II-KANUN YARARINA BOZMA İSTEMİNE İLİŞKİN UYUŞMAZLIĞIN KAPSAMI:

Uyuşmazlık aleyhe bozma yasağının, suç vasfının aleyhe değiştirilmemesini de kapsayıp kapsamadığı ve buna bağlı olarak hükümlünün 4616 sayılı Kanundan faydalanıp faydalanamayacağı ile suç tarihinde yürürlükte bulunan ve daha lehe olması nedeniyle uygulanan 765 sayılı TCK’nın 125 ve 59. maddeleri ile belirlenen müebbet hapis cezası ve 5237 sayılı TCK’nın 314/2, 3713 sayılı Kanunun 5, TCK’nın 62. maddesi ile verilen 6 yıl 3 ay hapis cezasının infazının hangi süre üzerinden yapılmasına, cezaların içtimaı kararının duruşmasız olarak verilip verilemeyeceğine ilişkindir.
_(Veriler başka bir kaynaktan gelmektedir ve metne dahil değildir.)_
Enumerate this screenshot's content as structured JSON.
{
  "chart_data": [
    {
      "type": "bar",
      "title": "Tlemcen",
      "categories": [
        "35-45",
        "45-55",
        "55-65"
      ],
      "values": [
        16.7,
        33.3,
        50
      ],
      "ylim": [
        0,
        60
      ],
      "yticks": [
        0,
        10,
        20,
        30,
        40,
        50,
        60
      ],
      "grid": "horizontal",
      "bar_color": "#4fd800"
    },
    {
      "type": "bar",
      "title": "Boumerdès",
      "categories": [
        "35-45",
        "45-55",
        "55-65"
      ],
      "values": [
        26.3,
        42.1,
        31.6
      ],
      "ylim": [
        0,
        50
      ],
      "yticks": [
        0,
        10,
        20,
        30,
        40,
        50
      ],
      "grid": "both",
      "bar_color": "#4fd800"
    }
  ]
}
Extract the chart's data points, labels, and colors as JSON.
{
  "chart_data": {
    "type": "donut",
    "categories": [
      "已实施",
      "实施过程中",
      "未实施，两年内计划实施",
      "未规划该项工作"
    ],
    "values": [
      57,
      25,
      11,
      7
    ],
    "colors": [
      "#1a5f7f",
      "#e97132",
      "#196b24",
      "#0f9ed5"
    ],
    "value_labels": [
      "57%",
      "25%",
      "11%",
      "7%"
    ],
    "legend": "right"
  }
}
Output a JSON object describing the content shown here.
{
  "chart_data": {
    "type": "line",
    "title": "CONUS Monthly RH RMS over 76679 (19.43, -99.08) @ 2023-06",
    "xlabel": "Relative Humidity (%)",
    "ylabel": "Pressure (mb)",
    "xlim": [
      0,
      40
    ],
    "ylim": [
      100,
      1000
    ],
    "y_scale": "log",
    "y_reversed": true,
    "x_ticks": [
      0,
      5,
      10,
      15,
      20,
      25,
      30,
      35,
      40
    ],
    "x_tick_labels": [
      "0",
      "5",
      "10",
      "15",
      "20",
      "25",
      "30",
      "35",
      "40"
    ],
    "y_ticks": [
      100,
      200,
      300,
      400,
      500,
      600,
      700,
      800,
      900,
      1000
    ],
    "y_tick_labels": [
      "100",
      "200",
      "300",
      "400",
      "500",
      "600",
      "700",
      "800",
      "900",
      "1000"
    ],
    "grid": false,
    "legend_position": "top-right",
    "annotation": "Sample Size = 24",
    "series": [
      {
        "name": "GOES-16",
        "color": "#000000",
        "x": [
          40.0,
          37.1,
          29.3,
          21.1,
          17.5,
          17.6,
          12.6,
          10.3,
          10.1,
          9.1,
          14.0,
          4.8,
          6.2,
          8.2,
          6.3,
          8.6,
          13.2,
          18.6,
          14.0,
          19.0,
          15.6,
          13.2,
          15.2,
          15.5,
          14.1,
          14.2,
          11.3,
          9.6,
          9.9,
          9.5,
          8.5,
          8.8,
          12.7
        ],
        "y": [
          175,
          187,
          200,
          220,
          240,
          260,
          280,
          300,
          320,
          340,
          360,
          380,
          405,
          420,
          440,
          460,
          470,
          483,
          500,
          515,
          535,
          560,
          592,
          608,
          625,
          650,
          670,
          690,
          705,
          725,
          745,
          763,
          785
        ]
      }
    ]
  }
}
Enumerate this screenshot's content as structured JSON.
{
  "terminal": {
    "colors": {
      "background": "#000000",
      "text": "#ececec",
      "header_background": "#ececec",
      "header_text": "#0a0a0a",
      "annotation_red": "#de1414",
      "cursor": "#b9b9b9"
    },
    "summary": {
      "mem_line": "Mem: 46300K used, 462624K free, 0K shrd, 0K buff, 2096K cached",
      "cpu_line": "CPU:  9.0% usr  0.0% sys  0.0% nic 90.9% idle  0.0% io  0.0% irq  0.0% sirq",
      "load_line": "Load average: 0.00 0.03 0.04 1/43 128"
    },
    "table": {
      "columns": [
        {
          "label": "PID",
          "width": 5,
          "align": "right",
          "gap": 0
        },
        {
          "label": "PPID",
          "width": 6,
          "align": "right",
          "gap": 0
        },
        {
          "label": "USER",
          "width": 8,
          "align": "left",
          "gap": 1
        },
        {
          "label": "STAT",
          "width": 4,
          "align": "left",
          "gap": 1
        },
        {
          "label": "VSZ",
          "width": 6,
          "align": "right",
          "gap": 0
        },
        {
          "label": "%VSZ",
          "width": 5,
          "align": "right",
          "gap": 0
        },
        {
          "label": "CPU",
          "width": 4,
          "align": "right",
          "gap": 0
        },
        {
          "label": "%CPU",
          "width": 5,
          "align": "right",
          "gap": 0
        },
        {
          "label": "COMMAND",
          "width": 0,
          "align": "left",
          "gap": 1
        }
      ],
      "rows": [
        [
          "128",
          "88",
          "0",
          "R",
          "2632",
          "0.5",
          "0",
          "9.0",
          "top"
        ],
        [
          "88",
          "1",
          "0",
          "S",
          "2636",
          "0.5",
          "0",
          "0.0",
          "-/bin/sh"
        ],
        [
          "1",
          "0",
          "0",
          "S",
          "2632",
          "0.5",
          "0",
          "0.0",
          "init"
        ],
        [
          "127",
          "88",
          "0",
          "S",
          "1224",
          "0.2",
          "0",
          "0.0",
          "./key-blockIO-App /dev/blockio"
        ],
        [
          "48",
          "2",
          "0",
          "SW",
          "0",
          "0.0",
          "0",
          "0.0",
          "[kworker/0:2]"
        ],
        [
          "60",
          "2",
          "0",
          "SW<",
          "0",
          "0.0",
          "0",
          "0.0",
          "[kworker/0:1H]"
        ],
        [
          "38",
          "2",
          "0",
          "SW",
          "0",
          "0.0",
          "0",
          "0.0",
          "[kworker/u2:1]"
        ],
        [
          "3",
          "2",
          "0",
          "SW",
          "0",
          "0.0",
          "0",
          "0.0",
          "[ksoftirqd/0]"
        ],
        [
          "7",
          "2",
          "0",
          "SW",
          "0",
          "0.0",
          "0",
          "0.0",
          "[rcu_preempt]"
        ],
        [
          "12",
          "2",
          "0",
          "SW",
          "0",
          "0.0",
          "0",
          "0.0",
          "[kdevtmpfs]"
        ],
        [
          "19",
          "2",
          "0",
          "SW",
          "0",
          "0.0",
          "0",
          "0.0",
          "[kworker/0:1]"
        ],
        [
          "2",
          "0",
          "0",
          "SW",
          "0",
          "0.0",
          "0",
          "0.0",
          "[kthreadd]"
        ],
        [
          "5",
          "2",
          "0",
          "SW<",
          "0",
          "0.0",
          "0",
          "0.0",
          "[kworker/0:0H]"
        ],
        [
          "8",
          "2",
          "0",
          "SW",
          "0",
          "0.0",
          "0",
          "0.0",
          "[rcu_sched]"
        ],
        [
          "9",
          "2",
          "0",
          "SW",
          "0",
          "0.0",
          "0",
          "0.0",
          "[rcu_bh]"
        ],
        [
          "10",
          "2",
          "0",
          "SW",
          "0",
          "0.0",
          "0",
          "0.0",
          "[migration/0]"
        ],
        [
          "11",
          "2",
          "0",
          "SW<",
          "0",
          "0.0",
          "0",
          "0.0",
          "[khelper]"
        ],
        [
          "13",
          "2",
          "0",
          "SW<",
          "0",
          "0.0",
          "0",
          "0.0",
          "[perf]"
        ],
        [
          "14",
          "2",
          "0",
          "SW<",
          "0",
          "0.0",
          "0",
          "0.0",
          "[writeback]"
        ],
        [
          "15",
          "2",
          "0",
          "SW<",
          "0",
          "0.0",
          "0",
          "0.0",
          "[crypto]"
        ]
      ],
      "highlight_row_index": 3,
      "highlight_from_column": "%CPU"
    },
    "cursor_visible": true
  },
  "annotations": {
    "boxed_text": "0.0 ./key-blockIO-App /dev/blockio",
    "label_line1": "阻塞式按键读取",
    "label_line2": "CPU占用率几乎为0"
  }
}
III-HUKUKSAL DEĞERLENDİRME:
A)İhbarnamenin 1 numaralı bozma talebi yönünden yapılan incelemede:
Ayrıntıları Dairemizce de benimsenen Yargıtay Yüksek Ceza Genel Kurulunun 11.02.2014 tarih 70-57, 09.07.2013 tarih 1598-349, 19.03.2013 tarih 1334-92, 24.04.2012 tarih 354-167, 10.04.2012 tarih 425-144, 03.04.2012 tarih 378-137 sayılı içtihatlarında açıklandığı üzere;
1412 sayılı Ceza Yargılaması Usulü Kanununun 5320 sayılı Kanunun 8. maddesi uyarınca halen yürürlükte bulunan 326. maddesinin 4. fıkrası; “hüküm yalnız sanık tarafından veya onun lehine Cumhuriyet savcısı veya 291. maddede gösterilen kimseler tarafından temyiz edilmişse, yeniden verilen hüküm, evvelki hükümle tayin edilmiş olan cezadan daha ağır olamaz” şeklindedir.
Aynı düzenlemeye 01.06.2005 tarihinde yürürlüğe giren 5271 sayılı CMK’nın 307/4. maddesinde de yer verilmiştir.
Aleyhe bozma yasağı; temyiz davası yalnızca sanık veya müdafii ya da sanık lehine Cumhuriyet savcısı veya sanığın eşi ya da yasal temsilcisi tarafından açıldığında, hükümde yaptırımın türü ve ağırlığı bakımından sonucu sanığın aleyhine ağırlaştırıcı, diğer bir deyişle aleyhe sonuç verici düzeltmelerin yapılamaması veya kurulacak yeni hükümdeki cezanın, sanığın aleyhine olarak ilk hükümden daha ağır olamaması şeklinde tanımlanmaktadır. Her ülkenin ceza adalet politikasına göre muhtevası değişen bu kurum, ceza muhakemesi hukukunun evrensel, mutlak ve vazgeçilemez değerleri arasında olmadığı gibi doğrudan Avrupa İnsan Hakları Sözleşmesi kapsamında korunan haklar arasında da bulunmamaktadır. Nitekim Avrupa İnsan Hakları Mahkemesi 08.06.2010 tarih 2 sayılı Alkes/Türkiye davasında suç vasfının aleyhe temyiz olmadığı halde temyiz davasında aleyhe değiştirilmesi nedeniyle yapılan başvuruda hak ihlali görmemiştir.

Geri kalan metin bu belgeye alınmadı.